Parce qu'à l'époque, on pense qu'à ces profondeurs extrêmes, la vie est impossible : trop de pression et d'obscurité pour qu'elle puisse se développer.
"On était habitué à avoir un cycle d'énergie basé sur la lumière du soleil, la photosynthèse, relate le chercheur. Mais à proximité de ces sources d'eau chaudes, dans le noir complet, on a des individus, des bactéries, qui vont synthétiser de l'énergie à partir d'éléments chimiques", des éléments émis par ces sources hydrothermales.
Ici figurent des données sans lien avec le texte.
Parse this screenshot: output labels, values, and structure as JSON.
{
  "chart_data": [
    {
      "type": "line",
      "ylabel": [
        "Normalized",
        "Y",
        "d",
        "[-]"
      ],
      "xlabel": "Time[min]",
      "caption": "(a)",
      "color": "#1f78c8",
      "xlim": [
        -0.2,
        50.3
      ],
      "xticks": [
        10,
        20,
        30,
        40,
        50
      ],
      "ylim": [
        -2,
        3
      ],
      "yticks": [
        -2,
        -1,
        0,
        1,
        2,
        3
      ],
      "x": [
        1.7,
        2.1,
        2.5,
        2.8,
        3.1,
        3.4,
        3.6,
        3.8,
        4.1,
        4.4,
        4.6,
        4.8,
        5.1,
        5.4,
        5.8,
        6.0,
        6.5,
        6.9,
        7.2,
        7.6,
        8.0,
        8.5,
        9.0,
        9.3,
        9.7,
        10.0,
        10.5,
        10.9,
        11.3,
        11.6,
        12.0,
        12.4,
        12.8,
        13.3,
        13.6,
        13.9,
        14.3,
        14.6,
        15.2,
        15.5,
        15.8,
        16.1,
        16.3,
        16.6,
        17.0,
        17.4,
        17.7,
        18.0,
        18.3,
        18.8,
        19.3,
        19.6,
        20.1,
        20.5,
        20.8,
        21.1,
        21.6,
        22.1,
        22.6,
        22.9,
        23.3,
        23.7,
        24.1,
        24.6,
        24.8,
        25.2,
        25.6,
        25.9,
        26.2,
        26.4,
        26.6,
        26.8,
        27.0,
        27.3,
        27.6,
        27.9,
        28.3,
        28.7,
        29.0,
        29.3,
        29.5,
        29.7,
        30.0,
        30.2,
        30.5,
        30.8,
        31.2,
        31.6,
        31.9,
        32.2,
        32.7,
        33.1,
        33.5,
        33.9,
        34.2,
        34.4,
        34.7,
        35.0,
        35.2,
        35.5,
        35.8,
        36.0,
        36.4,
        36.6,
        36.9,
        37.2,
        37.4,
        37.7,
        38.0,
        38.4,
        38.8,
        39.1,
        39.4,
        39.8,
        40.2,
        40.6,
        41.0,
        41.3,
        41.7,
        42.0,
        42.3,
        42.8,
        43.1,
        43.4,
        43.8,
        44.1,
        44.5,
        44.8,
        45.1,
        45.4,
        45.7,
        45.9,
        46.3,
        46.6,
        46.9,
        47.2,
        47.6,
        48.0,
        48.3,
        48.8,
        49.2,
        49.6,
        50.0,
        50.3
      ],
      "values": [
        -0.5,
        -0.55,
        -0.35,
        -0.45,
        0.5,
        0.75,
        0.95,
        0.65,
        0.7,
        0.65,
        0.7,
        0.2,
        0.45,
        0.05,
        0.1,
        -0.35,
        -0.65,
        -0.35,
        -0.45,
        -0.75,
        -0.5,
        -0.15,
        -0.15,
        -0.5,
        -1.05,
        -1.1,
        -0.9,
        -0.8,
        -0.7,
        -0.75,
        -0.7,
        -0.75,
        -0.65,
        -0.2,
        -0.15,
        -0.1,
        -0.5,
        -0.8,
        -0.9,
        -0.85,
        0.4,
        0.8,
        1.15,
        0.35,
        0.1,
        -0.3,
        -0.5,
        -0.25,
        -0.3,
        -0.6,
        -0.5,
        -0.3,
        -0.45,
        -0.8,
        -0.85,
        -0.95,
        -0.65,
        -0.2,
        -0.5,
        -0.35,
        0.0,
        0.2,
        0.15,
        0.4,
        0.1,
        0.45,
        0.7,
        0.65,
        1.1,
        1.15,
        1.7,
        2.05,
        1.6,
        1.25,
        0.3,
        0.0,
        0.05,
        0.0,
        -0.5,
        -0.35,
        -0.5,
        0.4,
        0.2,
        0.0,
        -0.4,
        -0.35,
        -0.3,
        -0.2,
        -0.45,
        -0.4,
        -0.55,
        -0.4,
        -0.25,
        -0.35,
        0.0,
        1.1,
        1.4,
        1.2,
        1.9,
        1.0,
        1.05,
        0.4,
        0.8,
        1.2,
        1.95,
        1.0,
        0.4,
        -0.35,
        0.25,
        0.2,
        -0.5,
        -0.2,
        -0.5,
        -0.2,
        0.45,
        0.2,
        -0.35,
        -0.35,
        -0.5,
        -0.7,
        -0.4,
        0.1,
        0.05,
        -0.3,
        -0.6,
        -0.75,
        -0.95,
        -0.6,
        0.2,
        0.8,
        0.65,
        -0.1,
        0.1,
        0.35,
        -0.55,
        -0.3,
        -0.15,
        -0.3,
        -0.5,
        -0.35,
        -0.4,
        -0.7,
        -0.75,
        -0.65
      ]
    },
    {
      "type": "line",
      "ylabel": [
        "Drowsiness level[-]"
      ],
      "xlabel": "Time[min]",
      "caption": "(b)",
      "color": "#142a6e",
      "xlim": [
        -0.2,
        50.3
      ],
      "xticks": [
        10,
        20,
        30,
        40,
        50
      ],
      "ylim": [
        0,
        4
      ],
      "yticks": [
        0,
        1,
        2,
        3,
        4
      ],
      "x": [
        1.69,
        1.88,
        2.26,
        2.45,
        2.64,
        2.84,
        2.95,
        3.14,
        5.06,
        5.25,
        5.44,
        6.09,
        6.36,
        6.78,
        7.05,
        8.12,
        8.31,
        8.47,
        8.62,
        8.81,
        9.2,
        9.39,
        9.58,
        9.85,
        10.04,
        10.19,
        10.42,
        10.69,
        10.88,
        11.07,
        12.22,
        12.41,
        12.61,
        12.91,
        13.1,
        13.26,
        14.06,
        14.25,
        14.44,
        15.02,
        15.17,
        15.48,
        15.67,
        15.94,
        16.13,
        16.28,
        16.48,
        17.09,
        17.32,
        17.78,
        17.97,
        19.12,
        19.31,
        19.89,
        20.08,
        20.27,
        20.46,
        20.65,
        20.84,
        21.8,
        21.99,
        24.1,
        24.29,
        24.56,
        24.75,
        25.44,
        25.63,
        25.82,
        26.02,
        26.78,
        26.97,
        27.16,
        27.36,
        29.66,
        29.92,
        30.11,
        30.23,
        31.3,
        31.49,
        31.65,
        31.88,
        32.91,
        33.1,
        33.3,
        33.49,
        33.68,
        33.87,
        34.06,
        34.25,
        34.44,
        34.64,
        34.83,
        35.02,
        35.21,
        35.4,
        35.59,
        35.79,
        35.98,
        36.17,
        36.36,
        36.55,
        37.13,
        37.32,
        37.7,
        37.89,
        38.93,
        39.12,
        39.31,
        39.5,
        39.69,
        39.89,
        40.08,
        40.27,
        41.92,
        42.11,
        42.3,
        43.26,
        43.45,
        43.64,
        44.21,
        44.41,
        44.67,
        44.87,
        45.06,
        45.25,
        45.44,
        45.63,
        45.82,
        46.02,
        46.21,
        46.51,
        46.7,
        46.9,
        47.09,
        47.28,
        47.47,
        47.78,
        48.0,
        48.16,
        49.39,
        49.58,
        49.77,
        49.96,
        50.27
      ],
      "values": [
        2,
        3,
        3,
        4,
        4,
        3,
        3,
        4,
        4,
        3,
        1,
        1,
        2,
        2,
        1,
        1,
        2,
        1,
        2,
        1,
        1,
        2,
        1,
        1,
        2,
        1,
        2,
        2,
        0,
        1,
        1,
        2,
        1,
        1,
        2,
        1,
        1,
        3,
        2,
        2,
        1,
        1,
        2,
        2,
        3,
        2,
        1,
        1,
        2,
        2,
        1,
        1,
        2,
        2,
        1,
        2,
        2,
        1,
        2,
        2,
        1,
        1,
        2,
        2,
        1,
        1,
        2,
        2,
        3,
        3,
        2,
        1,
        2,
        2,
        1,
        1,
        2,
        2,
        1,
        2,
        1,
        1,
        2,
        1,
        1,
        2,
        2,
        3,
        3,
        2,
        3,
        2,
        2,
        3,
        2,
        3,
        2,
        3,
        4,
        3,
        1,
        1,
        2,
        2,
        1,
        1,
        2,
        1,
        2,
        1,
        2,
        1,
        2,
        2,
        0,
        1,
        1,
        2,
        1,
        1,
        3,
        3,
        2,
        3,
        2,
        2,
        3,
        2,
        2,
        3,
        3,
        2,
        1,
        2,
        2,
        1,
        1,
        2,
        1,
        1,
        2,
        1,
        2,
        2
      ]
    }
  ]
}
Cela s'appelle la chimiosynthèse.
Le tout dans un environnement particulièrement hostile avec des variations de températures extrêmes entre le milieu à 1 ou 2 ° et les fluides rejetés à plus de 350 °C et le plus souvent toxique. "Et pourtant la vie qui s'y développe est très variée, semble encore s'étonner Thibaut Barreyre. Tout autours de ces structures de chaleur, vont se développer des écosystèmes : Une chaine qui part de la petite bactérie qui va convertir cette chaleur et ces éléments chimiques en énergie, jusqu'au plus gros poisson qui s'en nourrit."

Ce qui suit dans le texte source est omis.